I can't imagine that it would do much immediately other than cook - in a similar way to a microwave beam (although it would cook all the way through, not just the outside like microwaves do). If the beam was intense enough that it could cause explosive heating.

You would need an incredibly intense beam of radiation to do this, because gamma rays are highly penetrating, so most go straight through objects as if they weren't there,the remaining few get absorbed where they cause damage.
 
Well, I dont think thats its the absorbsion that causes the damage, I think it is the fact that they break through and put holes in everything the go through (including DNA). But yes the beem would have to be increadably powerfull as even highly potent sources of radiation only feal warm and not boiling hot.
 
Gamma and X-ray radiation frequencies overlap by quite a bit on the electromagnetic scale... IIRC, the reason they're considered one or the other is because of their source, but essentially, it's the same radiation. Anyway... if someone received a massive dose of high frequency radiation, they really wouldn't feel a thing... at first. It will kill off all their cells in the area effected. It's incredibly gross - about a day later, the skin looks like it was in one of the worst fires imaginable, but at the time of exposure, the victim doesn't feel a thing.
Googlel for some pics.
 
Indeed. Gamma rays are curiously not defined by their wavelength at all, but by source.... namely, a nuclear/annihilatory source. Just semantics really. Presumably there is some maximum energy x-ray, but I dont know where this nomenclature breaks down and you refer to things as gamma rays. If you dont know the source of a gamma-ray burst, then why are you calling it a gamma ray, etc?

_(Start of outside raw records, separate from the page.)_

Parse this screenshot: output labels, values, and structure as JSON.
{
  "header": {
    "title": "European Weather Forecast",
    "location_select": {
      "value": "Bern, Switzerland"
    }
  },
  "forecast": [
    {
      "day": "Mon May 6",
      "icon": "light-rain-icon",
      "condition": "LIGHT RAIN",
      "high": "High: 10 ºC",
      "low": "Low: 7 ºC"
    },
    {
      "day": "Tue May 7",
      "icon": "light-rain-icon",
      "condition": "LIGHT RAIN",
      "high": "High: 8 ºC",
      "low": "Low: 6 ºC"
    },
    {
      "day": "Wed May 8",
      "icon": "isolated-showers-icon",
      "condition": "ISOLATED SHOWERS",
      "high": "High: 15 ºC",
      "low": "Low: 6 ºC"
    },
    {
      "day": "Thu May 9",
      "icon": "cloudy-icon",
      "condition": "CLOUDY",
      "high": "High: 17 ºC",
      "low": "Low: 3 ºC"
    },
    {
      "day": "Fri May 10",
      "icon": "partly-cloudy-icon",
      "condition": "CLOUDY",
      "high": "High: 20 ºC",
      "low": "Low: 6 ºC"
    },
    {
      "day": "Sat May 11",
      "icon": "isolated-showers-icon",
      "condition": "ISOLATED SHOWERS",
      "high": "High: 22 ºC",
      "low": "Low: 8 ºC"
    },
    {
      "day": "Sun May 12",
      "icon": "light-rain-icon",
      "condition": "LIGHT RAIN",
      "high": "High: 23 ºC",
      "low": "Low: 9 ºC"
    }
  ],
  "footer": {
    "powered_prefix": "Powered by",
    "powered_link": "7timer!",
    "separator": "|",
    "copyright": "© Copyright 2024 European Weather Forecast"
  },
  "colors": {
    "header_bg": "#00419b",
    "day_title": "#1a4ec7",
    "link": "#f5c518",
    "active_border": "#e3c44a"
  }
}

Anyway; since its not going to be very ionising, youd need a much higher intensity source than with beta particles, for example, to cause similar damage. I think a nuclear bomb satisfies that though. If it were purely a gamma ray source, and didnt produce lots of other radiation, and wasnt a very high intensity.. then you wouldnt see anything straight away. Developing narcosis sounds reasonable, as cells die in a kind of normal distribution, and horrible cancers at non-immediatly lethal intensity.

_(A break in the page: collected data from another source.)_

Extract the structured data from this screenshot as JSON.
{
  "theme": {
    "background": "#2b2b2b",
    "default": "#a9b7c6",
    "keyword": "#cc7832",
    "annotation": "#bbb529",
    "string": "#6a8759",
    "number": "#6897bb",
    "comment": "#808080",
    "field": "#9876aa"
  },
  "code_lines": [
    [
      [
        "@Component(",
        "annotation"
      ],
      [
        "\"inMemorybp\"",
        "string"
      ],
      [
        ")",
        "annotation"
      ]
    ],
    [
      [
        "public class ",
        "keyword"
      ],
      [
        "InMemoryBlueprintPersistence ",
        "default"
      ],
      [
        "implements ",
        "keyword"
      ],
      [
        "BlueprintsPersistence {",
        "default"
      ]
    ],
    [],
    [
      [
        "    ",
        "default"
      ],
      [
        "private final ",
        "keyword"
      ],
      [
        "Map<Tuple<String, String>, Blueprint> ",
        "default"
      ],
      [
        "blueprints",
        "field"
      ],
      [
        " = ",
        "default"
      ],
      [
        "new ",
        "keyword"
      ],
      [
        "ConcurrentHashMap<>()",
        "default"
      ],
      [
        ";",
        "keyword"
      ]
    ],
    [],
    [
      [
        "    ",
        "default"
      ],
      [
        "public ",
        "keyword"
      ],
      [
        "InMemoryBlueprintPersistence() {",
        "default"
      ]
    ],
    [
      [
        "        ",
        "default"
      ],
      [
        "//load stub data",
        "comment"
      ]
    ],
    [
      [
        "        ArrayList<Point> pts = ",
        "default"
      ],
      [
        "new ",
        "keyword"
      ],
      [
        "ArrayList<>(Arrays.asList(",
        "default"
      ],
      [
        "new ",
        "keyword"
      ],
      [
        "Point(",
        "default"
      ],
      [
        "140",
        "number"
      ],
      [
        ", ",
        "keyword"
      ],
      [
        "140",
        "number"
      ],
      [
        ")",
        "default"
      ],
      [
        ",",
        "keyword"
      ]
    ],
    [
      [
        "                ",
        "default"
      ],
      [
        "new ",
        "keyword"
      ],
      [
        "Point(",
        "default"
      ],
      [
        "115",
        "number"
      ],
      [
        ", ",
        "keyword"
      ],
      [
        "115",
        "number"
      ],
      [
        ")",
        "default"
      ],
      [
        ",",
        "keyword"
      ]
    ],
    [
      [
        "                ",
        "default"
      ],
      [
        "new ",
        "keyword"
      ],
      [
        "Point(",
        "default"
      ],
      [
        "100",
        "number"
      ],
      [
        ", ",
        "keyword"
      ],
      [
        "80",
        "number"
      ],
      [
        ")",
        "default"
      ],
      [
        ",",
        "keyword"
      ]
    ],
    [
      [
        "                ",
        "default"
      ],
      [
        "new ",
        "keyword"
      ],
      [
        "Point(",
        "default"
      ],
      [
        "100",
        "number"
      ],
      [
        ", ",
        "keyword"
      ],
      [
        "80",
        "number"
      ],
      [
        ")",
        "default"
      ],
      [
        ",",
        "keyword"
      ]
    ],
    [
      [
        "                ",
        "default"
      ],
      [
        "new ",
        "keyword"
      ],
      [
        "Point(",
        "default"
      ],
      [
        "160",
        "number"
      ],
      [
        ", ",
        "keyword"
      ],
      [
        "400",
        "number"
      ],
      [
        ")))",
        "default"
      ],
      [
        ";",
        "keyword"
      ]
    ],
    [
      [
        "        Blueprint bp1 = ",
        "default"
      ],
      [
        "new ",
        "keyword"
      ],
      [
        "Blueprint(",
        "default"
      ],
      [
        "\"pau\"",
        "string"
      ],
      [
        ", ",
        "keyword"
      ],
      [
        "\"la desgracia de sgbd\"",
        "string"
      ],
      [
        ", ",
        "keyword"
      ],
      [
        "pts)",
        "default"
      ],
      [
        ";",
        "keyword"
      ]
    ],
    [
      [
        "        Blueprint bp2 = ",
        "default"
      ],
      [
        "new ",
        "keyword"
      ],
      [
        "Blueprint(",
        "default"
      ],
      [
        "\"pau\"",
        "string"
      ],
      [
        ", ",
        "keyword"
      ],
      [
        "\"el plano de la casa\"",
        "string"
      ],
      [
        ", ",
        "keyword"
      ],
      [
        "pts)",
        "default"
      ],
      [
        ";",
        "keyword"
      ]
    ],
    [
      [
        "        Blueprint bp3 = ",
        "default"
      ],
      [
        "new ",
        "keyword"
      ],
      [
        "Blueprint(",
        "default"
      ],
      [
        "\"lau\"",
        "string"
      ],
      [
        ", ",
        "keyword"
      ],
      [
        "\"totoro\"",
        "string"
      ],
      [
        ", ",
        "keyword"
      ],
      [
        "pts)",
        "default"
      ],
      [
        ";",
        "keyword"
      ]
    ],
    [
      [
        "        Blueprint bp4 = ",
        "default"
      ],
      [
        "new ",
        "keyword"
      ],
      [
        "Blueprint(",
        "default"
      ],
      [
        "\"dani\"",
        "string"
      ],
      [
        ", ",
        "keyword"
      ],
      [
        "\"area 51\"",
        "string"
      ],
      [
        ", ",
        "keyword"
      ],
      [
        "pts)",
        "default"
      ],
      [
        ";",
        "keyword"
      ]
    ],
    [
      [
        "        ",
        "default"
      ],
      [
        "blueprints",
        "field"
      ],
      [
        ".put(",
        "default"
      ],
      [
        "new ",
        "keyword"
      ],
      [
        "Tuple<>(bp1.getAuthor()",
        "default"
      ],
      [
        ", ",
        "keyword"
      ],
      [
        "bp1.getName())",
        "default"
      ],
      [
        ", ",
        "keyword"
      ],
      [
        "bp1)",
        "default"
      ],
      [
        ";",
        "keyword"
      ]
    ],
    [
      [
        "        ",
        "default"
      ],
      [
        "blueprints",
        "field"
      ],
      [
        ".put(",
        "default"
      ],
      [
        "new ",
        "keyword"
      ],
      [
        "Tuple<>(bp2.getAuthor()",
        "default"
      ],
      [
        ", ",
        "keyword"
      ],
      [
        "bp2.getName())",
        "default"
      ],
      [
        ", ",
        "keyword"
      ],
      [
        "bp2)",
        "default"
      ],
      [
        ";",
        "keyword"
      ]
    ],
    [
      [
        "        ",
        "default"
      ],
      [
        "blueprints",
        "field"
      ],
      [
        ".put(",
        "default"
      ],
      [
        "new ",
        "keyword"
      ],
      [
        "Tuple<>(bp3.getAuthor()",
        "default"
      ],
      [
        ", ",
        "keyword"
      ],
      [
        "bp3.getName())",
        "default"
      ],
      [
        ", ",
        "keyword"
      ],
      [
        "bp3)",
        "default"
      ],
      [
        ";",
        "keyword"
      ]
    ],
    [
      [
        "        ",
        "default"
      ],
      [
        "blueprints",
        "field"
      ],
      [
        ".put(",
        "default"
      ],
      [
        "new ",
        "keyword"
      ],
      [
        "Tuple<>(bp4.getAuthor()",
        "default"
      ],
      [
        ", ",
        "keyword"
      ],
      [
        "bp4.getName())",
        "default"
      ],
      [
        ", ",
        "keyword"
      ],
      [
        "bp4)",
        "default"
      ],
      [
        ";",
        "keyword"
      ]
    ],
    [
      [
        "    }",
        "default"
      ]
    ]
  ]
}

Are there any lab suorces that are concivably lethal, any physisicts out there?
 
Yes. Or at least when I was in engineering.. scanning x-ray spectroscopy would be one example (if you were stupid enough to scan through some vital organs, (if you were stupid enough to remain in the room in the first place)

Also, there's a tremendous amount of high-energy radiation given off in particle colliders. I toured Cornell's loop last summer... they had some interesting experiments set up that utilized the radiation (which would have otherwise simply been allowed to be absorbed by the bedrock around the accelerator)
 
Originally posted by: JeremiahTheGreat
one quick look at the WWII picture archives of Hiroshima would give everyone a good idea..

its not pretty.

The Hiroshima effect on the victims was mostly thermal, the radiation effect was on the survivors (or the ones that survived only a couple of days/weeks)
The radiation total should be immense to create physical effects at the moment of exposure, the effects would be of biological nature and would affect later (but not much later).